Dalla mente reazionaria alla sinistra al caviale, i libri che spiegano Trump
New York. “Non avevamo capito niente del nostro paese” è il mantra degli intellettuali che ancora non riescono a darsi ragione della vittoria di Donald Trump, quelli che ora stanno digerendo le caratteristiche della sua coalizione elettorale, scoprendo con sconcerto che è più vasta e composita dell’America bianca, sdentata e retrograda che si aspettavano. Uno dei molti paradossi della vicenda elettorale è che gli ambienti degli intellettuali e giornalisti che ora si pentono e dolgono durante la campagna elettorale hanno speso soldi ed energie a profusione per rintracciare e identificare l’elettorato di Trump, descrivendone indole, motivazioni, condizioni socio-economiche, retroterra culturale e forma mentale, portando contestualmente alla luce la più generale condizione della vita americana in questo brandello di post modernità. Il risultato è che nell’elezione più imprevista della storia recente è cresciuta una vastissima letteratura che spiega radici, substrato e tratti cifrati del trumpismo, e in molti casi le analisi sono azzeccate, non si tratta di pamphlet che riflettono le semplificazioni manichee della sinistra più ideologica.
La pietra angolare dello scaffale trumpiano è “Hillbilly Elegy” di J. D. Vance, memoir fulminante che ha scalato le classifiche perché ha il ritmo e il respiro del romanzo, ma ha l’immenso pregio di raccontare il popolo della rust belt e degli Appalachi, il suo popolo, con molte sfumature e senza scorciatoie. E’ il racconto di una profonda crisi culturale e antropologica, non una generica infarinatura sull’impoverimento del Midwest. Vance è il primo ad aver spiegato agli alloctoni dell’élite che per capire quel mondo i parametri economici chiariscono e confondono allo stesso tempo. Nancy Isenberg, storica della Louisiana University, ha ripercorso nel suo “White Trash” la storia della working class bianca, depressa e senza voce che è la protagonista di questa tornata elettorale.

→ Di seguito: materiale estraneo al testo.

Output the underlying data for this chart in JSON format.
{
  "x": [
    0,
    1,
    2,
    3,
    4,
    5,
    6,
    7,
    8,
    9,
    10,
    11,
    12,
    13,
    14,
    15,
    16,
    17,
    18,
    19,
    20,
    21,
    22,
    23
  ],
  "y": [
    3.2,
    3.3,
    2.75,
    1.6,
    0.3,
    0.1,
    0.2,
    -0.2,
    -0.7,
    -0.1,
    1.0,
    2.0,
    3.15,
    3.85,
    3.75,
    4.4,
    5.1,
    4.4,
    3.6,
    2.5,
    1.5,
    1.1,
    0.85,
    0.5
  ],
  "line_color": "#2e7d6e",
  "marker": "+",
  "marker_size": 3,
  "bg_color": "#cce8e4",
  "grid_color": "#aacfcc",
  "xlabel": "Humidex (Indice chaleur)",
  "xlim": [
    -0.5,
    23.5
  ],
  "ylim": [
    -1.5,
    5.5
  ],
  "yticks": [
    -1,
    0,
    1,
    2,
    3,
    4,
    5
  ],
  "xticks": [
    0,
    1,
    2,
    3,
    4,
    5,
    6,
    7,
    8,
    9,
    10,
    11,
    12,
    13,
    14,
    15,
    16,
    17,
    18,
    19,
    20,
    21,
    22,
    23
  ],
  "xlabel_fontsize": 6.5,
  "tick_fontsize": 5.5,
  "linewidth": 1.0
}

Ha ricevuto critiche durissime, da destra, per una certa tendenza alla semplificazione che poco s’attaglia al mestiere dello storico, ma la materia prima da cui parte è preziosa e abbondante.
“Strangers in their Own Land” è quasi più interessante per le circostanze della sua nascita e stesura che per il contenuto stesso. L’autrice, Arlie Russell Hochschild, è una sociologa di Berkeley che si è resa improvvisamente conto di ciò che molti suoi colleghi hanno realizzato la notte delle elezioni: non conoscono il paese in cui vivono. Così Hochschild, donna dichiaratamente di sinistra, s’è imbarcata in un’indagine di cinque anni a fianco degli esponenti del Tea Party della Louisiana, e ne è venuta fuori un’analisi un po’ ovvia quando si muove nel registro della sociologia, molto meno quando plana su quello dell’empatia. L’opera va accompagnata da “Listen, Liberal” di Thomas Frank, autorità in materia di populismi di destra dai tempi di “What’s the Matter with Kansas?”, dove si racconta la traiettoria che ha portato il Partito democratico da difensore del popolo a difensore delle hors d’oeuvres con il caviale. Due libri, infine, trattano i presupposti del trumpismo ma dalle altezze irraggiungibili dello sguardo storico. “The Shipwrecked Mind”, dello storico Mark Lilla, è una indagine sull’arrivo della pulsione reazionaria in America nella forma di una raccolta di saggi; “Modernity and Its Discontent” di Steven Smith, docente di Yale, è una vasta e controintuitiva indagine sulle imperfezioni della modernità e i limiti del sistema liberale, a lungo concepito come l’ultimo, inevitabile stadio della società umana.